Now, some decades later, I’m still wondering who these people are, people with responsible positions in our society.  Why aren’t they teaching young people what they themselves must obviously know about?  It’s all common knowledge now, it’s not as if they missed that first news programme, because there have been many others since, showing graphic details of the routine cruelty and exploitation of animals on farms.  Perhaps it’s  because they are themselves part of the war against animals, perhaps they don’t want to know, or more particularly don’t want the kids to know.  Because if the young people found out that they’d been duped over this, it would reflect badly on the very people they trusted to tell them the truth.

As I moved into adulthood, or at least into a state of independence (shopping for food and clothing, cooking my own meals, etc), I began to focus on the job in hand.  The shock had passed, and now my gorge rose, and I was determined to make it my business to join with others who felt as I did, and expose the whole rotten business.

But I wanted our activism to work.  I was moving on from blaming ‘those who didn’t tell us’, because I started to realise there were just too many ‘out there’ who wanted to keep it all under wraps.  I realised that to be an effective activist for the animals, I’d need to give up the blame game.  No time to waste.  Simply draw up a simple instruction protocol and expect others to challenge it.

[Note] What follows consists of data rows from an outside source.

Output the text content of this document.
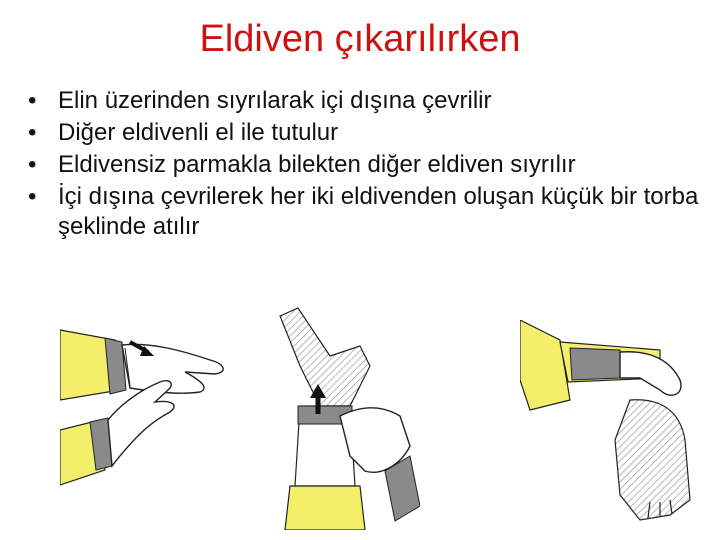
Eldiven çıkarılırken
• Elin üzerinden sıyrılarak içi dışına çevrilir
• Diğer eldivenli el ile tutulur
• Eldivensiz parmakla bilekten diğer eldiven sıyrılır
• İçi dışına çevrilerek her iki eldivenden oluşan küçük bir torba şeklinde atılır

If adult people are acting like children, pretending not to know what to do, then perhaps we must tell them very simply how they ought to act: see how the pig is forced to live, and then drop pork; see how the battery system operates, and then drop eggs; see what goes on at the abattoir, then stop eating everything ‘with a face’.
         
This is a simple but powerful idea - imagining the face.  We might take a look at the face of an animal. If you’ve ever seen an animal at the abattoir, being led into the execution chamber, its face is unforgettable.  And from the face, the sounds - the sound she makes in her despair, with the machinery groaning alongside her, the harsh voices of humans around her, these are the saddest sounds.  What you see and hear in these places is gut wrenching.

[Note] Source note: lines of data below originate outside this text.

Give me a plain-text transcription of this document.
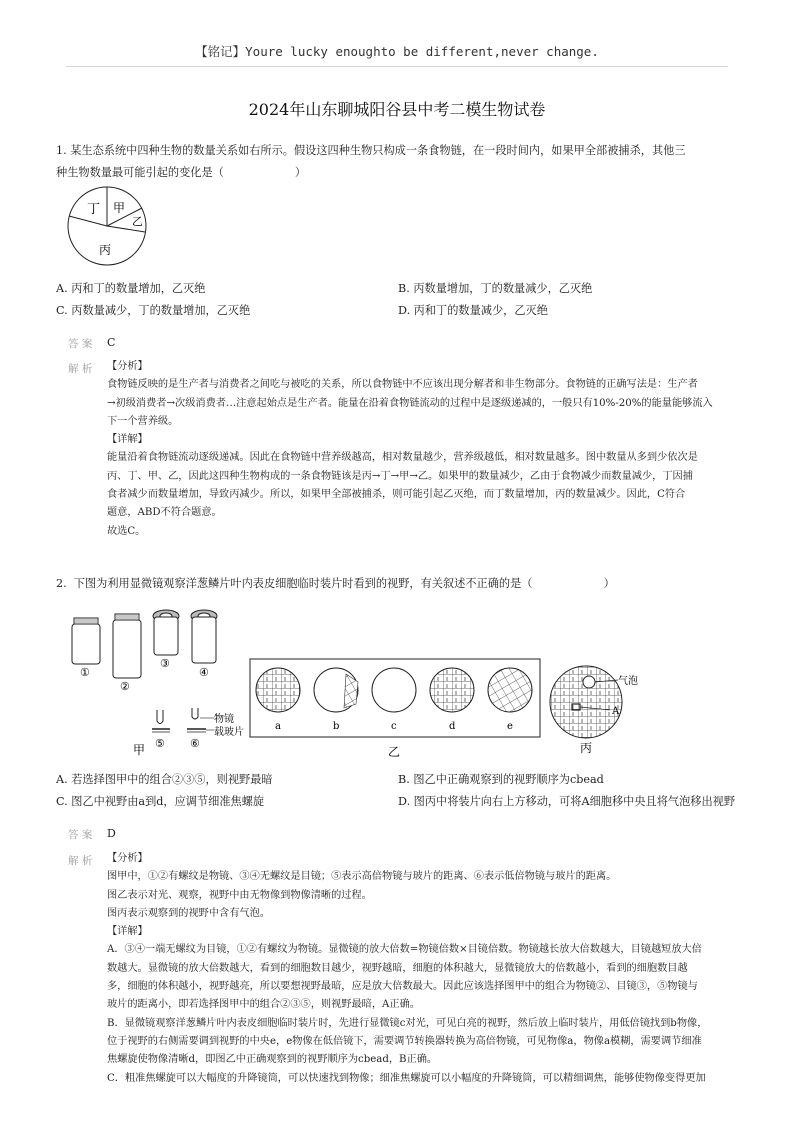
【铭记】Youre lucky enoughto be different,never change.
2024年山东聊城阳谷县中考二模生物试卷
1. 某生态系统中四种生物的数量关系如右所示。假设这四种生物只构成一条食物链，在一段时间内，如果甲全部被捕杀，其他三
种生物数量最可能引起的变化是（                    ）
丁 甲
乙
丙
A. 丙和丁的数量增加，乙灭绝	B. 丙数量增加，丁的数量减少，乙灭绝
C. 丙数量减少，丁的数量增加，乙灭绝	D. 丙和丁的数量减少，乙灭绝
答 案 C
解 析 【分析】
食物链反映的是生产者与消费者之间吃与被吃的关系，所以食物链中不应该出现分解者和非生物部分。食物链的正确写法是：生产者
→初级消费者→次级消费者…注意起始点是生产者。能量在沿着食物链流动的过程中是逐级递减的，一般只有10%-20%的能量能够流入
下一个营养级。
【详解】
能量沿着食物链流动逐级递减。因此在食物链中营养级越高，相对数量越少，营养级越低，相对数量越多。图中数量从多到少依次是
丙、丁、甲、乙，因此这四种生物构成的一条食物链该是丙→丁→甲→乙。如果甲的数量减少，乙由于食物减少而数量减少，丁因捕
食者减少而数量增加，导致丙减少。所以，如果甲全部被捕杀，则可能引起乙灭绝，而丁数量增加，丙的数量减少。因此，C符合
题意，ABD不符合题意。
故选C。
2.  下图为利用显微镜观察洋葱鳞片叶内表皮细胞临时装片时看到的视野，有关叙述不正确的是（                    ）
①
②
③
④
物镜
载玻片
⑤ ⑥
甲
a	b	c	d	e
乙
气泡
A
丙
A. 若选择图甲中的组合②③⑤，则视野最暗	B. 图乙中正确观察到的视野顺序为cbead
C. 图乙中视野由a到d，应调节细准焦螺旋	D. 图丙中将装片向右上方移动，可将A细胞移中央且将气泡移出视野
答 案 D
解 析 【分析】
图甲中，①②有螺纹是物镜、③④无螺纹是目镜；⑤表示高倍物镜与玻片的距离、⑥表示低倍物镜与玻片的距离。
图乙表示对光、观察，视野中由无物像到物像清晰的过程。
图丙表示观察到的视野中含有气泡。
【详解】
A．③④一端无螺纹为目镜，①②有螺纹为物镜。显微镜的放大倍数=物镜倍数×目镜倍数。物镜越长放大倍数越大，目镜越短放大倍
数越大。显微镜的放大倍数越大，看到的细胞数目越少，视野越暗，细胞的体积越大，显微镜放大的倍数越小，看到的细胞数目越
多，细胞的体积越小，视野越亮，所以要想视野最暗，应是放大倍数最大。因此应该选择图甲中的组合为物镜②、目镜③，⑤物镜与
玻片的距离小，即若选择图甲中的组合②③⑤，则视野最暗，A正确。
B．显微镜观察洋葱鳞片叶内表皮细胞临时装片时，先进行显微镜c对光，可见白亮的视野，然后放上临时装片，用低倍镜找到b物像，
位于视野的右侧需要调到视野的中央e，e物像在低倍镜下，需要调节转换器转换为高倍物镜，可见物像a，物像a模糊，需要调节细准
焦螺旋使物像清晰d，即图乙中正确观察到的视野顺序为cbead，B正确。
C．粗准焦螺旋可以大幅度的升降镜筒，可以快速找到物像；细准焦螺旋可以小幅度的升降镜筒，可以精细调焦，能够使物像变得更加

When I first saw it, it was enough to stop me in my tracks, make me check my habits, make me boycott, make me plant-base all my food and move on to activism.  At first, and for some time afterwards for me, it was a huge project, changing my food habits, then shoes and then certain articles of clothing.  And once I’d established the whole vegan ‘thing’ for myself, I looked out with fresh eyes at the animal cruelty and realised I’d left behind my need to be ‘fitting-in’ with other people - I had now lost faith in human nature, and that began to replace my anger and sadness and started to fuel my activism.  And later even that changed, because I began to see why, however bad things are, however disgusted at others’ behaviour we may be, that we should never give up on human nature. We should never stop seeing the potential in people.  Many of us have changed. Many others will change.  To give up on everyone would be the ultimate sadness.


We only have ourselves to set the standards for our activism, and on that standard rests the success or failure of our goal to liberate animals.  We’d better be very sure we’re not using all this as an excuse to vent our anger.  We’d better be certain it’s not about getting our revenge on the people we’ve lost faith in, because that will never help the animals to be liberated.